The case of William Henry Hudson (1841-1922) is particularly instructive. Born in Buenos Aires of American parents, he wrote numerous novels and travelogues that evoke the vast scale and splendor of the South American landscapes that he witnessed in his youth and early manhood, from the grasslands of Patagonia to the jungles of the Amazon. A prolific writer who was famous in his own time, but largely forgotten today, Hudson is perhaps best known for Green Mansions: A Romance of the Tropical Forest (1904), a novel set in British Guiana. Green Mansions portrays the lush, teeming beauty of that habitat, but its plot culminates in the tragic destruction of the rainforest and many of its indigenous inhabitants. Bate offers an incisive close reading of this novel, arguing that it exemplifies the "myth of the return to nature" (58). Its protagonist, an expatriate Venezuelan revolutionary who is ominously named Abel, seeks "to return to Eden by means of a willed primitivism" (58). In the wilderness he encounters the shy, reclusive Rima, a mysterious "bird-girl" who embodies the untamed spirit of the rainforest. Abel promptly falls in love with Rima, who is "bird and butterfly and leaf and monkey all in one; her voice is the voice not only of bird, but also of insect, of wind and of water" (60). Rima speaks a strange, twittering language that enables her to communicate with birds, and at first she flees from Abel, seeking refuge in the hidden depths of the forest. By falling in love with Rima, Abel precipitates her fall from innocence, and in the end she is burned to death in the branches of a great tree where she has taken refuge. As Bate points out, "The allegorical possibilities are striking. Abel's desire to return to nature has destroyed the very nature he desired. Penetration of the virgin place perforce deprives it of its virginity; in this, Abel's story may be read as a prophetic admonition to ecotourists" (62).
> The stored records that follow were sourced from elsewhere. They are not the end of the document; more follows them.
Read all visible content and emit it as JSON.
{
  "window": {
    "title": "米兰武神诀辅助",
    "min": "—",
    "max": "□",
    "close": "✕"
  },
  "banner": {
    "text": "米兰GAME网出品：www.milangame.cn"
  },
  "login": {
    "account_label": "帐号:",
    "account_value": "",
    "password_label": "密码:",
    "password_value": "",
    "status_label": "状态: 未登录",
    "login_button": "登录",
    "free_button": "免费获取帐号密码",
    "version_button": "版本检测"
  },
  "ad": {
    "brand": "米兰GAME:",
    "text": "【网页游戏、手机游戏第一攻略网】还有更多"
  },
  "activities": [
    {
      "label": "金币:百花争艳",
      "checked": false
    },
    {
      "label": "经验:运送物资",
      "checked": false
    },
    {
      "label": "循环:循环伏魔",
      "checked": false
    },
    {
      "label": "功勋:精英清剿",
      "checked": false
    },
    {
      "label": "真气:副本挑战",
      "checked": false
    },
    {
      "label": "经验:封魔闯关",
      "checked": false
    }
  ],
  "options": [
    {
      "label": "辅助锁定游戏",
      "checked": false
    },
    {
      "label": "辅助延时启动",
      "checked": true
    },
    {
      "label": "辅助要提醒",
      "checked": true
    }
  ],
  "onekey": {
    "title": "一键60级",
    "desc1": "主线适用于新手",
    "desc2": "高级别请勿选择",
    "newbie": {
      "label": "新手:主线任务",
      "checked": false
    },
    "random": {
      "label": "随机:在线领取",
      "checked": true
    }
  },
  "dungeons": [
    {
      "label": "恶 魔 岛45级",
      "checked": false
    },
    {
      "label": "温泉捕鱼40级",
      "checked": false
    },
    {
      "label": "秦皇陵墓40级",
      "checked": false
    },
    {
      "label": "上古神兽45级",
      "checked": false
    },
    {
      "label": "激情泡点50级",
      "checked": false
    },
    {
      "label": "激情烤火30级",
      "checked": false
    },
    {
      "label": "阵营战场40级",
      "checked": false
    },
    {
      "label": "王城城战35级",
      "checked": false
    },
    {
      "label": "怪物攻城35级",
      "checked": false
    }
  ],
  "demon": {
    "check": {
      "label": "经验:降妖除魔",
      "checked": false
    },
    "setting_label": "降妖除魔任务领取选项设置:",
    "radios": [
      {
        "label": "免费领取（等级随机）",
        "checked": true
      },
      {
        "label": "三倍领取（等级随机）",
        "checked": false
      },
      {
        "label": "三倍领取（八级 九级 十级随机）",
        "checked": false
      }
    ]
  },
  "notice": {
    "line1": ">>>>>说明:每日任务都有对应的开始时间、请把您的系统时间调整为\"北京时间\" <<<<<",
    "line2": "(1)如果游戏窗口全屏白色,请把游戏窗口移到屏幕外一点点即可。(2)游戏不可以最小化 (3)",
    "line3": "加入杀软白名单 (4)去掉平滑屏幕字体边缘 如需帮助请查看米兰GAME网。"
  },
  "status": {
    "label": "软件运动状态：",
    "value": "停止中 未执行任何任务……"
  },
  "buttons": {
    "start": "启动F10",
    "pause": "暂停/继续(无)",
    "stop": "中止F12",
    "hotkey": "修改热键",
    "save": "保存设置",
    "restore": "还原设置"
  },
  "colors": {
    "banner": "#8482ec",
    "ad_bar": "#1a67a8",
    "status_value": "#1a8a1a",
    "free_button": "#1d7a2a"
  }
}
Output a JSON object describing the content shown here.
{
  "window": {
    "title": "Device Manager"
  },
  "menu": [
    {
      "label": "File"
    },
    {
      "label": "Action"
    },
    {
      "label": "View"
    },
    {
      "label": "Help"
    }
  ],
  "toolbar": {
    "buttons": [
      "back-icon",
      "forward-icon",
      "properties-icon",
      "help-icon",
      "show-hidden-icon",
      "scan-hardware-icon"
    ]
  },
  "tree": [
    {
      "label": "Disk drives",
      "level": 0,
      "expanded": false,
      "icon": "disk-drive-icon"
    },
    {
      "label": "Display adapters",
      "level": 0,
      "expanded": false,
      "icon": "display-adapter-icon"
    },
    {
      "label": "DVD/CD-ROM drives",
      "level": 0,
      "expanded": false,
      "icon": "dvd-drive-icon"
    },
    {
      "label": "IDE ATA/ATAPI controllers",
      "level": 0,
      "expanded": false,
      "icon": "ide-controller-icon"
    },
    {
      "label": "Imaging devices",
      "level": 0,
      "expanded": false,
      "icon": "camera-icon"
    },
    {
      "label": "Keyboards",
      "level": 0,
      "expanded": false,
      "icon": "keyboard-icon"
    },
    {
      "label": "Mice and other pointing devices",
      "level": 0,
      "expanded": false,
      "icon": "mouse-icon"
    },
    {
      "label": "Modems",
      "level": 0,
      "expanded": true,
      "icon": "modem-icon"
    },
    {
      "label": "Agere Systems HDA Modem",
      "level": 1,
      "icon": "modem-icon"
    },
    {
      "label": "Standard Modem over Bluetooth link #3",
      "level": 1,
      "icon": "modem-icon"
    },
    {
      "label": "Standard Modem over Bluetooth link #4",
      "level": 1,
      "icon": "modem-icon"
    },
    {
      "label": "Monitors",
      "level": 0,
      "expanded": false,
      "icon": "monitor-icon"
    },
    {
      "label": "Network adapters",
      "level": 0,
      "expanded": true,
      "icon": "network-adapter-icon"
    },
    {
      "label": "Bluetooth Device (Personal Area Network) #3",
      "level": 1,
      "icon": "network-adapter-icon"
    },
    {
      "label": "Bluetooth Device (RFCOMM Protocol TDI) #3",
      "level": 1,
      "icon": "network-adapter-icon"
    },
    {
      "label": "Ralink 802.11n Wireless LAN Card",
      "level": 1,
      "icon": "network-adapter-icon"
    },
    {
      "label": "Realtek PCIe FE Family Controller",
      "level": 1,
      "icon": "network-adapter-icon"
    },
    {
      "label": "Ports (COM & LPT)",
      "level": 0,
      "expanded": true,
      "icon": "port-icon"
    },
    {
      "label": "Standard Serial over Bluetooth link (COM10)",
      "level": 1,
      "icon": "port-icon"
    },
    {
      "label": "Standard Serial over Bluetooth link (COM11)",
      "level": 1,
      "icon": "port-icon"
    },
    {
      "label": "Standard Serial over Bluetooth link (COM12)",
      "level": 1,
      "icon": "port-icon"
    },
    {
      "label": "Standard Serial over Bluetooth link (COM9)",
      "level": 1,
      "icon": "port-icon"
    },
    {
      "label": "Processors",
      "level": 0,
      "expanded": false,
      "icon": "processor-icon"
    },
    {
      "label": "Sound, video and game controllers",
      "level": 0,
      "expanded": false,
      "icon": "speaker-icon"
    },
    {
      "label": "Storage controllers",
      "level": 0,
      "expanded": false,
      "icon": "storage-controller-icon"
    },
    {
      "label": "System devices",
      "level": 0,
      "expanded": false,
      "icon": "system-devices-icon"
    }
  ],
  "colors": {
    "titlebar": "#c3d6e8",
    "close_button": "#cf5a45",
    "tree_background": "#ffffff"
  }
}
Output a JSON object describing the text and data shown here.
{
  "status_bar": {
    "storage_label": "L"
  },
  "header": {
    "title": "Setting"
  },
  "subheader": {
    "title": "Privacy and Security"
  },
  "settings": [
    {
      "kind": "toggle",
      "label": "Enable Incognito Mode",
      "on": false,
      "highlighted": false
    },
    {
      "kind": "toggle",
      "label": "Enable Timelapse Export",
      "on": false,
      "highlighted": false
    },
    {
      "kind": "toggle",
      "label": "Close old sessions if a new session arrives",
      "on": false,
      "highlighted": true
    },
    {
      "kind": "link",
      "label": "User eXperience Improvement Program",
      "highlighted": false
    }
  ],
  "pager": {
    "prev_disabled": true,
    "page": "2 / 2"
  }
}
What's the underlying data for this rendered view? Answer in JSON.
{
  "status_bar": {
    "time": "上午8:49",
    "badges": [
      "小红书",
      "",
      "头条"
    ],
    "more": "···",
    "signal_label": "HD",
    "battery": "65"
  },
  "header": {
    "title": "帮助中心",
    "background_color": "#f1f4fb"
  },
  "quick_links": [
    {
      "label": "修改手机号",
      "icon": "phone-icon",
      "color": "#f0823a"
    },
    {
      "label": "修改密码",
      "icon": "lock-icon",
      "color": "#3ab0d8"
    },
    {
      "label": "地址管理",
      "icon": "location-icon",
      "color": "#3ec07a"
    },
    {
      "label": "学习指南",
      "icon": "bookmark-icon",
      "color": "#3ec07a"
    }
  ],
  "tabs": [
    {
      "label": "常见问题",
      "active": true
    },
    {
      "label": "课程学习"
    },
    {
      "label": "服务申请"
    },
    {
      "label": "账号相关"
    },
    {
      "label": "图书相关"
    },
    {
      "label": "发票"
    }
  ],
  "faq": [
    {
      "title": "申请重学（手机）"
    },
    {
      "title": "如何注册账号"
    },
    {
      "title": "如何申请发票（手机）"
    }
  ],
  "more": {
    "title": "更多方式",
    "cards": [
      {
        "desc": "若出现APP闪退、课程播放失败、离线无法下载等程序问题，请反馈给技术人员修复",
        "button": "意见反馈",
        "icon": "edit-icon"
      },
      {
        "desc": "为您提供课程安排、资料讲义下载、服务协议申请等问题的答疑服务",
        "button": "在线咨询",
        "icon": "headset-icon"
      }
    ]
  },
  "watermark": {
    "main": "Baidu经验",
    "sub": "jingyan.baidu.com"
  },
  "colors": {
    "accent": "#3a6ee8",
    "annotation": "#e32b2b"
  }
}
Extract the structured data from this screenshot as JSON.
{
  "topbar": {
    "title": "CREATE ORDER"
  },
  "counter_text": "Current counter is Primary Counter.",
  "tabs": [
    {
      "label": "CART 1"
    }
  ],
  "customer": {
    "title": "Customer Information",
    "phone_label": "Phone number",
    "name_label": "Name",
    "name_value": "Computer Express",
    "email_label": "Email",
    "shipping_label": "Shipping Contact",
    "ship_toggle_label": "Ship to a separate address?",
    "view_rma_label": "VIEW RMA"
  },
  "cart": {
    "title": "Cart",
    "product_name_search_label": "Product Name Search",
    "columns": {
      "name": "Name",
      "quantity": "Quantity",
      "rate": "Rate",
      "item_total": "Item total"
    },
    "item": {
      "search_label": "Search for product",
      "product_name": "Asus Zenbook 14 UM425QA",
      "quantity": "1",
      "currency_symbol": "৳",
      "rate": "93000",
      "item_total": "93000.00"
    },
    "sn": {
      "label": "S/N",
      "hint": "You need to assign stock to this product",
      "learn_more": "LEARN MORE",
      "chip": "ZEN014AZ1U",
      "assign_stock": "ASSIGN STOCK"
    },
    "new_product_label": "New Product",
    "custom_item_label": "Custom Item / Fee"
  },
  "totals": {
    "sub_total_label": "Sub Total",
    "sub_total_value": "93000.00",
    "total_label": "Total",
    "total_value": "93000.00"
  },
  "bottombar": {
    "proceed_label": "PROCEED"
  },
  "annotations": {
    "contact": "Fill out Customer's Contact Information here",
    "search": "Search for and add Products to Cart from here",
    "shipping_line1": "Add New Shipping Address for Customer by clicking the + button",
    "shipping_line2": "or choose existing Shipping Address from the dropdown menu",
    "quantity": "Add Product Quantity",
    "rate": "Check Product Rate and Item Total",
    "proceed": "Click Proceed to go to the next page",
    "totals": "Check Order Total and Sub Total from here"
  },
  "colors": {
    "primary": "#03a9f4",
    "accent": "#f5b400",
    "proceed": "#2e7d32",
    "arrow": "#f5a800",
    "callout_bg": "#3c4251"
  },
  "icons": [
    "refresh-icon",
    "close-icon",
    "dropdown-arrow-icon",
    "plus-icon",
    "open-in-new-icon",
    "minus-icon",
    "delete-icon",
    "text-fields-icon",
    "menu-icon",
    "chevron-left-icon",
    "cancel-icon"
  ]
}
The tragic figure of Rima is represented in a bas-relief sculpture by Jacob Epstein, created in 1925 and presently displayed in London's Hyde Park (figure 1). Bate offers an insightful discussion of this sculpture, calling it a "great but deeply alienated work" (62). Surrounded by tropical birds, with her arms lifted skyward in a gesture that yearns for escape, Rima is nonetheless framed by a hard slab of Portland stone, an "inorganic material" that "transforms nature into art" (62). Merely by the process of artistic representation, the shy spirit of the rainforest has been severed from her native dwelling place: "the green world has become Other" (63). Bate regards the plight of Rima as emblematic of the global process of environmental devastation; her figure bears silent witness to the worldwide destruction of the tropical rainforest. Bate concludes that by penetrating ever deeper into the earth's wild places, "we force Rima to retreat, always to retreat further and further into an ever-diminishing unknown. When there is no more unknown, when the last of the tropical rainforest has been cleared, it may then be only in art--in poetry--that we will be able to hear the cry of Rima" (67). At the dawn of the twenty-first century, ecopoetry is written mainly in the elegiac mode.

The Song of the Earth is a seminal, paradigm-shifting book. It offers a sustained methodological reflection on the emerging discipline of ecopoetics, and it provides insightful critical readings of a wide range of literary works, many of them recovered from undeserved obscurity. One of the most valuable and engaging features of this book is its vigorous endeavor to re-envision the established literary canon from an environmental point of view. Bate approaches his chosen topic with a refreshingly open-minded mode of inquiry, and his book takes the reader on a fascinating journey down less-traveled literary byways toward unexpected conclusions.